December 22, 2006
CBOT Soy Review on Thursday: Edge up on light speculative buys in thin trade
Chicago Board of Trade soybean futures ended Thursday's session posting modest gains, underpinned by light speculative and fund buying in thin holiday type trade.
January soybeans finished 2 cents higher at US$6.50 1/4, and March soybeans ended 2 1/4 cents higher at US$6.65 3/4. January soymeal settled US$0.50 higher at US$185.20 per short tonne, while January soyoil ended 10 points higher at 28.10 cents a pound.
The market garnered support from speculative buys, with decent export demand, carryover strength from overnight action and mildly supportive Census crush data attracting buyers, said Jack Scoville, analyst with the Price Futures Group in Chicago.
Overall activity was fairly subdued, as futures remain in holiday mode, but with speculative funds providing a minor push to prices, soybeans managed to hold firm throughout the day, traders said.
However, the absence of any weather threats to South American crops, and January prices gravitating toward the US$6.50 strike ahead of Thursday's option expiration attracted end of the day local and speculative position squaring to trim advances down the stretch, traders added.
Meanwhile, the DTN Meteorlogix Weather Service forecast said South American crop areas have a moderate weather pattern ahead of the weekend. The heaviest precipitation in store will be in Rio Grande do Sul in southern Brazil, which took in around one inch of rain during Wednesday, and has another moisture round with up to one and one-half inch rainfall in store through Saturday. Argentina will have periodic showers through Monday, followed by drier weather. Northern Brazil's Mato Grosso province has isolated showers, Meteorlogix said.
The U.S. Department of Agriculture said net weekly export sales for soybeans were 742,000 metric tonnes. Trade estimates called for commitments in the 550,000- to 900,000-tonne range. USDA said private exporters reported the sale of 120,000 metric tonnes of soybeans to China for delivery in the 2006-07 marketing year.
The Census Bureau put the November crush at 155 million bushels, on par with the average of estimates from a Dow Jones Newswires survey of analysts.
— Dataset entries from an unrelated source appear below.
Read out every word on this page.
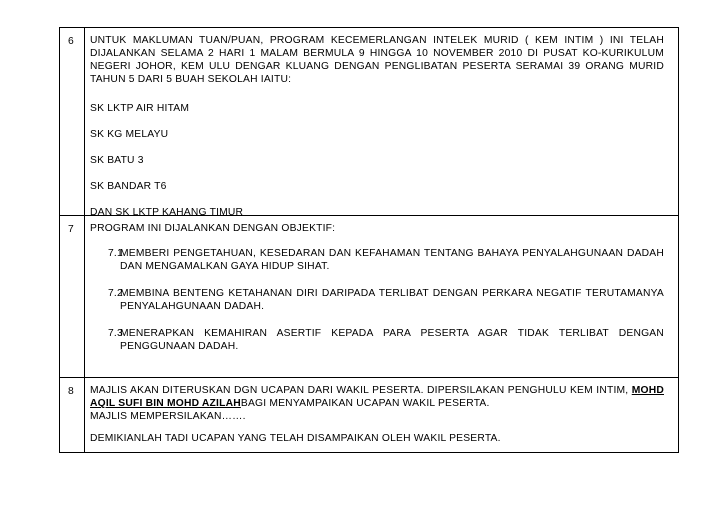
6 UNTUK MAKLUMAN TUAN/PUAN, PROGRAM KECEMERLANGAN INTELEK MURID ( KEM INTIM ) INI TELAH DIJALANKAN SELAMA 2 HARI 1 MALAM BERMULA 9 HINGGA 10 NOVEMBER 2010 DI PUSAT KO-KURIKULUM NEGERI JOHOR, KEM ULU DENGAR KLUANG DENGAN PENGLIBATAN PESERTA SERAMAI 39 ORANG MURID TAHUN 5 DARI 5 BUAH SEKOLAH IAITU:

SK LKTP AIR HITAM

SK KG MELAYU

SK BATU 3

SK BANDAR T6

DAN SK LKTP KAHANG TIMUR

7 PROGRAM INI DIJALANKAN DENGAN OBJEKTIF:

7.1
MEMBERI PENGETAHUAN, KESEDARAN DAN KEFAHAMAN TENTANG BAHAYA PENYALAHGUNAAN DADAH DAN MENGAMALKAN GAYA HIDUP SIHAT.
7.2
MEMBINA BENTENG KETAHANAN DIRI DARIPADA TERLIBAT DENGAN PERKARA NEGATIF TERUTAMANYA PENYALAHGUNAAN DADAH.
7.3
MENERAPKAN KEMAHIRAN ASERTIF KEPADA PARA PESERTA AGAR TIDAK TERLIBAT DENGAN PENGGUNAAN DADAH.
8 MAJLIS AKAN DITERUSKAN DGN UCAPAN DARI WAKIL PESERTA. DIPERSILAKAN PENGHULU KEM INTIM, MOHD AQIL SUFI BIN MOHD AZILAHBAGI MENYAMPAIKAN UCAPAN WAKIL PESERTA.

MAJLIS MEMPERSILAKAN…….

DEMIKIANLAH TADI UCAPAN YANG TELAH DISAMPAIKAN OLEH WAKIL PESERTA.
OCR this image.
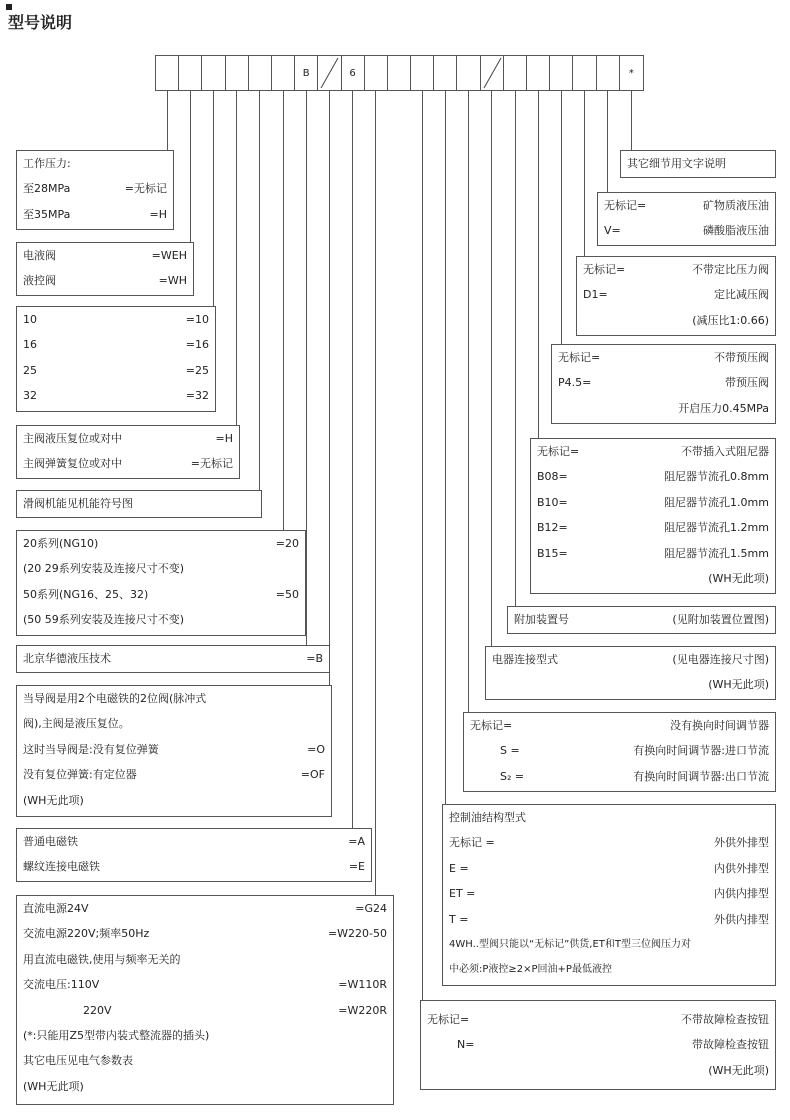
型号说明
B	6	*
工作压力:
至28MPa	=无标记
至35MPa	=H
电液阀	=WEH
液控阀	=WH
10	=10
16	=16
25	=25
32	=32
主阀液压复位或对中	=H
主阀弹簧复位或对中	=无标记
滑阀机能见机能符号图
20系列(NG10)	=20
(20 29系列安装及连接尺寸不变)
50系列(NG16、25、32)	=50
(50 59系列安装及连接尺寸不变)
北京华德液压技术	=B
当导阀是用2个电磁铁的2位阀(脉冲式
阀),主阀是液压复位。
这时当导阀是:没有复位弹簧	=O
没有复位弹簧:有定位器	=OF
(WH无此项)
普通电磁铁	=A
螺纹连接电磁铁	=E
直流电源24V	=G24
交流电源220V;频率50Hz	=W220-50
用直流电磁铁,使用与频率无关的
交流电压:110V	=W110R
220V	=W220R
(*:只能用Z5型带内装式整流器的插头)
其它电压见电气参数表
(WH无此项)
其它细节用文字说明
无标记=	矿物质液压油
V=	磷酸脂液压油
无标记=	不带定比压力阀
D1=	定比减压阀
(减压比1:0.66)
无标记=	不带预压阀
P4.5=	带预压阀
开启压力0.45MPa
无标记=	不带插入式阻尼器
B08=	阻尼器节流孔0.8mm
B10=	阻尼器节流孔1.0mm
B12=	阻尼器节流孔1.2mm
B15=	阻尼器节流孔1.5mm
(WH无此项)
附加装置号	(见附加装置位置图)
电器连接型式	(见电器连接尺寸图)
(WH无此项)
无标记=	没有换向时间调节器
S =	有换向时间调节器:进口节流
S₂ =	有换向时间调节器:出口节流
控制油结构型式
无标记 =	外供外排型
E =	内供外排型
ET =	内供内排型
T =	外供内排型
4WH..型阀只能以“无标记”供货,ET和T型三位阀压力对
中必须:P液控≥2×P回油+P最低液控
无标记=	不带故障检查按钮
N=	带故障检查按钮
(WH无此项)
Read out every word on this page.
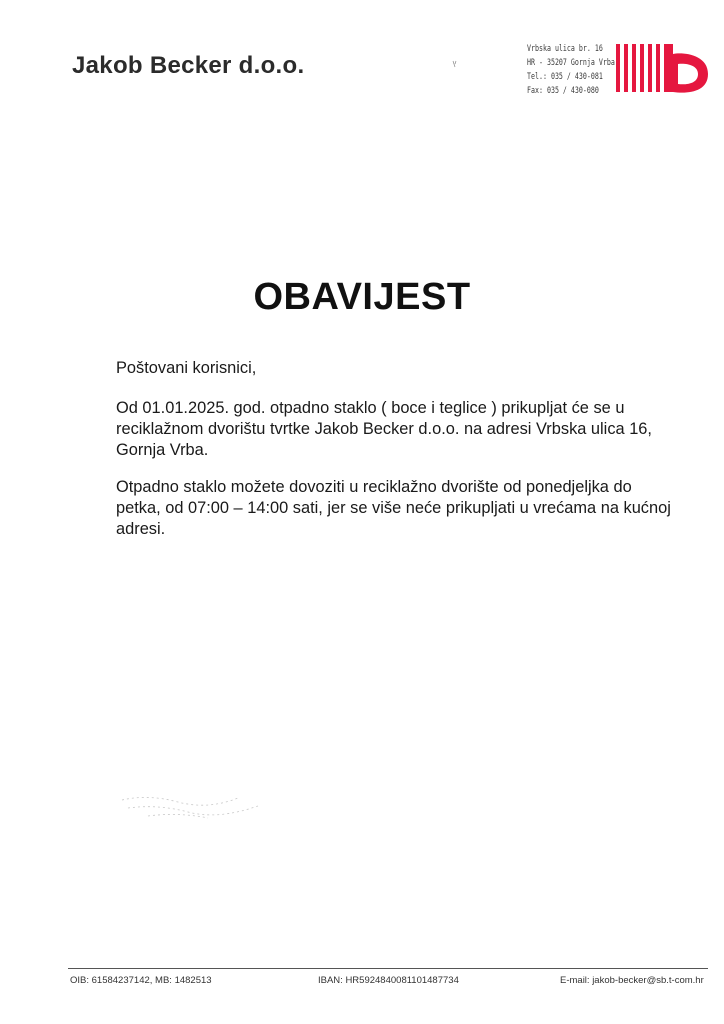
Jakob Becker d.o.o.
Vrbska ulica br. 16
HR - 35207 Gornja Vrba
Tel.: 035 / 430-081
Fax: 035 / 430-080
OBAVIJEST
Poštovani korisnici,
Od 01.01.2025. god. otpadno staklo ( boce i teglice ) prikupljat će se u reciklažnom dvorištu tvrtke Jakob Becker d.o.o. na adresi Vrbska ulica 16, Gornja Vrba.
Otpadno staklo možete dovoziti u reciklažno dvorište od ponedjeljka do petka, od 07:00 – 14:00 sati, jer se više neće prikupljati u vrećama na kućnoj adresi.
OIB: 61584237142, MB: 1482513	IBAN: HR5924840081101487734	E-mail: jakob-becker@sb.t-com.hr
Soyoil stocks were put at 3.096 billion pounds compared to the average estimate of 3.026 billion pounds. Soymeal stocks were 373,563 short tonnes, in line with the analyst estimate of 373,500.
In news, Argentina's year-on-year soybean exports fell 37.4% to 479,832 metric tonnes in September, the latest Agriculture Secretariat data shows. Argentina's soybean oil exports rose 30.5% to 528,327 metric tonnes in September compared to the same month a year ago.
In pit trades, UBS Securities bought 400 March and Man Financial bought 500 March. Speculative fund buying was estimated near 1,000 lots. Sellers were lightly scattered among various commission houses.
Day session volume on the e-CBOT platform was 32,563 contracts.
SOY PRODUCTS
Soy product futures ended higher, in step with advances in soybeans. Soyoil edged up on spillover from soybeans, technical buying and overnight strength in Malaysian palm oil futures, traders said. The market was able to shake off the effects of a higher-than-expected census stocks figure, as traders said the increase was reflective of the rise seen in NOPA stock figure last week.
Soymeal futures ended with light gains, climbing to new highs for the week on borrowed strength from soybeans, traders said.
January oil share ended at 43.14% and the January crush ended at 66 1/4 cents.
In soymeal trades, JP Morgan bought 600 March, Man Financial and Fimat each bought 400 March, and Bunge Chicago bought 300 March. Speculative fund buying was estimated at 1,500 contracts. Sellers were lightly scattered.
In soyoil trades, buyers and sellers were scattered among various firms with JP Morgan buying 300 January, Citigroup bought 200 March, and Bunge Chicago sold 300 January and 200 March.